By Taiwo Fatola
Opeyemi Akindele, a student of Osun State University, Osogbo, has always seen the structure of the federal secretariat in Osun State but she didn’t know what it was until she stumbled on Eyemark mobile application in 2022. The federal secretariat structure is located along Ibokun Road, adjacent to Osun State University, Osogbo in Osun State.
“The gigantic structure is a common sight for anyone coming on campus but I didn’t know what it was, so in December, I came across the Eyemark app on social media. I downloaded and checked it. That was where I saw the building there. At first, I only noticed that the pictures looked familiar, it was later with the help of the inbuilt map of the app that I discovered the building is the federal secretariat located there.” Opeyemi Akindele said while describing how she came across and used the app for the first time.

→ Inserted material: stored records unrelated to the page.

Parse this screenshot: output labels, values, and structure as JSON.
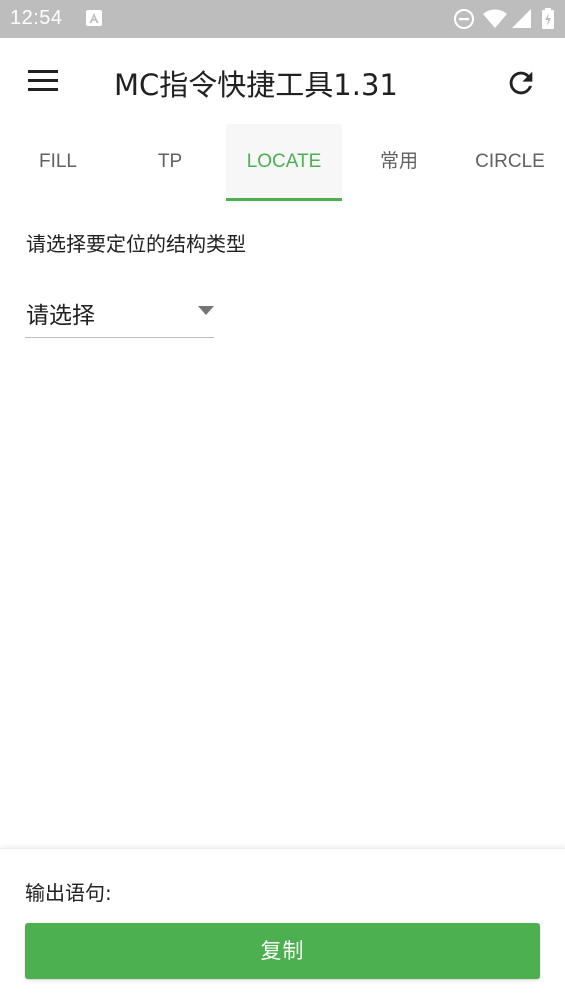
{
  "status_bar": {
    "time": "12:54",
    "icons": [
      "a-notification-icon",
      "do-not-disturb-icon",
      "wifi-icon",
      "signal-icon",
      "battery-icon"
    ]
  },
  "app_bar": {
    "title": "MC指令快捷工具1.31",
    "menu_icon": "menu-icon",
    "refresh_icon": "refresh-icon"
  },
  "tabs": [
    {
      "label": "FILL",
      "active": false
    },
    {
      "label": "TP",
      "active": false
    },
    {
      "label": "LOCATE",
      "active": true
    },
    {
      "label": "常用",
      "active": false
    },
    {
      "label": "CIRCLE",
      "active": false
    }
  ],
  "locate": {
    "prompt": "请选择要定位的结构类型",
    "spinner_value": "请选择"
  },
  "output": {
    "label": "输出语句:",
    "copy_button": "复制"
  },
  "colors": {
    "accent": "#4caf50",
    "status_bar": "#bdbdbd",
    "text": "#212121",
    "tab_text": "#616161"
  }
}
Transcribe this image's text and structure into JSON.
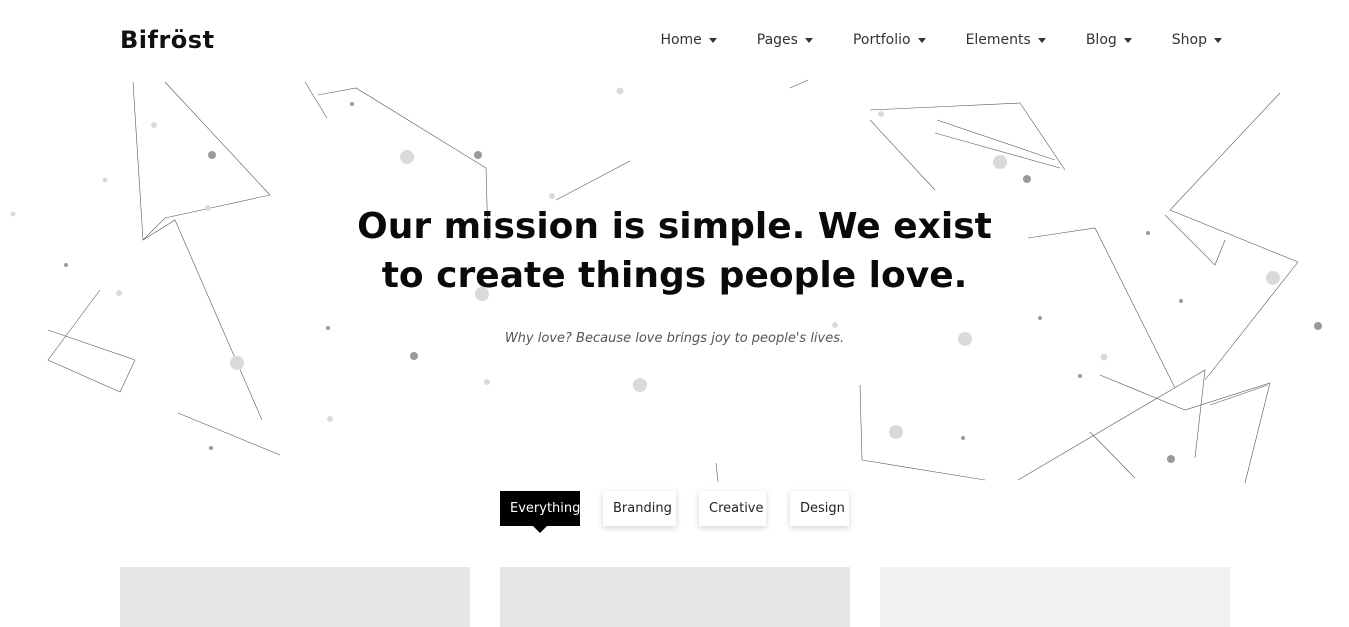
{
  "brand": {
    "logo": "Bifröst"
  },
  "nav": {
    "items": [
      {
        "label": "Home"
      },
      {
        "label": "Pages"
      },
      {
        "label": "Portfolio"
      },
      {
        "label": "Elements"
      },
      {
        "label": "Blog"
      },
      {
        "label": "Shop"
      }
    ]
  },
  "hero": {
    "title_line1": "Our mission is simple. We exist",
    "title_line2": "to create things people love.",
    "subtitle": "Why love? Because love brings joy to people's lives."
  },
  "filters": {
    "items": [
      {
        "label": "Everything",
        "active": true
      },
      {
        "label": "Branding",
        "active": false
      },
      {
        "label": "Creative",
        "active": false
      },
      {
        "label": "Design",
        "active": false
      }
    ]
  },
  "portfolio": {
    "cards": [
      {
        "name": "portfolio-item-1",
        "color": "#e6e6e6"
      },
      {
        "name": "portfolio-item-2",
        "color": "#e6e6e6"
      },
      {
        "name": "portfolio-item-3",
        "color": "#f2f1f1"
      }
    ]
  },
  "colors": {
    "background": "#ffffff",
    "text": "#111111",
    "active_filter": "#000000",
    "card_placeholder": "#e6e6e6"
  }
}
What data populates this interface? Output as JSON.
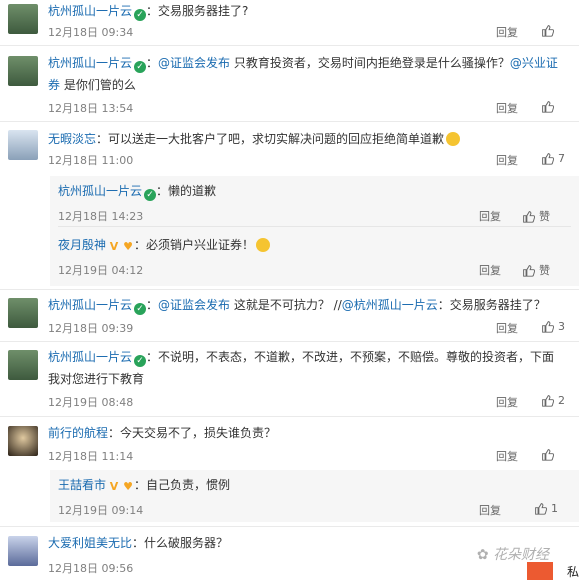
{
  "actions": {
    "reply": "回复",
    "like_label": "赞"
  },
  "comments": [
    {
      "name": "杭州孤山一片云",
      "sep": "：",
      "text": "交易服务器挂了?",
      "time": "12月18日 09:34"
    },
    {
      "name": "杭州孤山一片云",
      "sep": "：",
      "at1": "@证监会发布",
      "text1": " 只教育投资者，交易时间内拒绝登录是什么骚操作？",
      "at2": "@兴业证",
      "at2b": "券",
      "text2": " 是你们管的么",
      "time": "12月18日 13:54"
    },
    {
      "name": "无暇淡忘",
      "sep": "：",
      "text": "可以送走一大批客户了吧，求切实解决问题的回应拒绝简单道歉",
      "time": "12月18日 11:00",
      "likes": "7"
    },
    {
      "name": "杭州孤山一片云",
      "sep": "：",
      "text": "懒的道歉",
      "time": "12月18日 14:23"
    },
    {
      "name": "夜月殷神",
      "sep": "：",
      "text": "必须销户兴业证券！",
      "time": "12月19日 04:12"
    },
    {
      "name": "杭州孤山一片云",
      "sep": "：",
      "at1": "@证监会发布",
      "text1": " 这就是不可抗力？ //",
      "at2": "@杭州孤山一片云",
      "text2": "：交易服务器挂了？",
      "time": "12月18日 09:39",
      "likes": "3"
    },
    {
      "name": "杭州孤山一片云",
      "sep": "：",
      "text": "不说明，不表态，不道歉，不改进，不预案，不赔偿。尊敬的投资者，下面",
      "text2": "我对您进行下教育",
      "time": "12月19日 08:48",
      "likes": "2"
    },
    {
      "name": "前行的航程",
      "sep": "：",
      "text": "今天交易不了，损失谁负责？",
      "time": "12月18日 11:14"
    },
    {
      "name": "王喆看市",
      "sep": "：",
      "text": "自己负责，惯例",
      "time": "12月19日 09:14",
      "likes": "1"
    },
    {
      "name": "大爱利姐美无比",
      "sep": "：",
      "text": "什么破服务器？",
      "time": "12月18日 09:56"
    }
  ],
  "watermark": "花朵财经",
  "corner_text": "私"
}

President Muhammadu Buhari launched the Eyemark mobile application which also has a web version in 2022 to allow ordinary citizens to track, monitor, and evaluate Federal Government projects nationwide. Before the Eyemark application came into being, different governmental and non-governmental organizations have always embarked on physical monitoring and evaluation of these projects.
Checks on the application revealed that the Eyemark application enables users to monitor and evaluate government projects of interest to them. While reacting to the Ajaokuta – Kaduna – Kano Pipeline project, a user simply known as Kaska queried the description of the project when he wrote: “The project listed the phases involved, but did not clearly state what the project is about. What is the pipeline project about? That was not defined (sic).”
Another user, known as Kabir seemed concerned about the progress of the work being done, saying the progress was slow. “But the work suppose to reach 60-70% by now (sic),” he said. It had only been 30% completed at the time.
THE NEED FOR TRACKING
Government projects which come under three broad divisions – Ecological, Constituency, and Capital projects gulp up to 40% of the annual budget but the majority of these projects have always been abandoned and left to rot across the country.
The report of a 2011 Project Audit Commission set up by the federal government led by then-President Goodluck Jonathan indicated that there were about 11,886 abandoned projects valued at about N15 trillion across the country. In 2019, Tracka, a project tracking tool of budgIT estimated that there are over 2000 abandoned projects across the country over the last 10 years.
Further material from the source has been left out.